When we visited Košice, Slovakia, a few years ago, we heard Hungarian spoken in the street, and on a walk in the hills encountered a family picnicking over a bogrács, a typical Hungarian cauldron. Košice was once Kassa, part of the kingdom of Hungary, and was one of the areas lost at Trianon after the First World War.
Public art can be an exciting introduction to a previously unfamiliar artist. The Story of the Old Kent Road introduced me to Adam Kossowski, and an unsigned cartoon in a river boat on the Danube opened to me the fascinating world of Pál Molnar-C. In Budapest a few weeks ago, I stopped to look at a heroic piece of relief sculpture (above) on a building in Károly körút, just opposite Deák Ferenc tér, which I took, from the modernity of the building and the style of the work, to be a piece of Socialist Realism celebrating Communist power and the harvest, a remnant of Hungary’s fifty years under Soviet rule. It was unsigned, and so I thought that this interesting and neglected bit of artistic flotsam, marred by modern graffiti, would forever remain a mystery to me.
However, when I posted a picture of it on Facebook, Peter Langh, who owns Gallery 567 in Budapest, told me that that artist was Zoltán Boboreki-Kovács and that the sculpture represented the annexation of Upper Hungary following the First Vienna Award – part of the dismemberment of Czechoslovakia and taking in Košice/Kassa. So, obviously not Socialist Realism. But its idealized figures, its juxtaposition of the maternal, the bucolic and the military, its strong faces and dramatic gestures, all indicate how similar nationalist art and communist art can be.

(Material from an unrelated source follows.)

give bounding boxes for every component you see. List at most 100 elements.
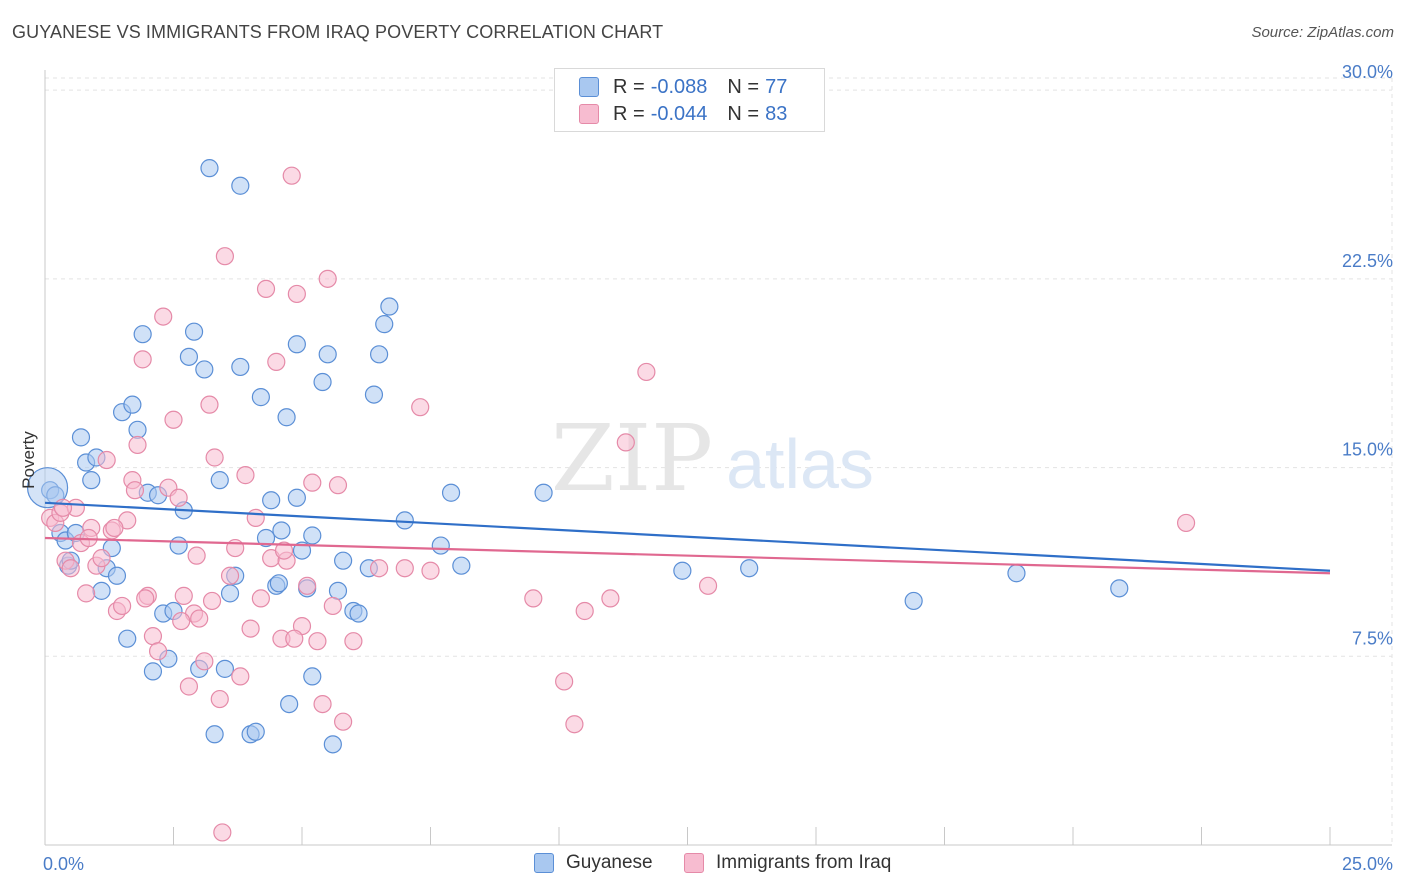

Boboreki-Kovács (19007-92) trained at the Academy of Fine Arts, Budapest, and in Rome, and was associated with the Szolnok Artists’ Colony, where he became interested in sculpture. Wikipedia says of him that he created realist monumental sculptures, that his compositions were closed and block-like, and that his art was characterized by pure forms and folk styles. At first he worked in in stone, then switched to bronze and wood. He also created sculptures for buildings. He left Hungary for South Africa after the war and his heroic style changed under the influence of modernism, abstraction and African art. His Hungarian Calvary (1941)(above) in the Farkasrét Cemetery is still in the style of his Re-annexation tableaux (below).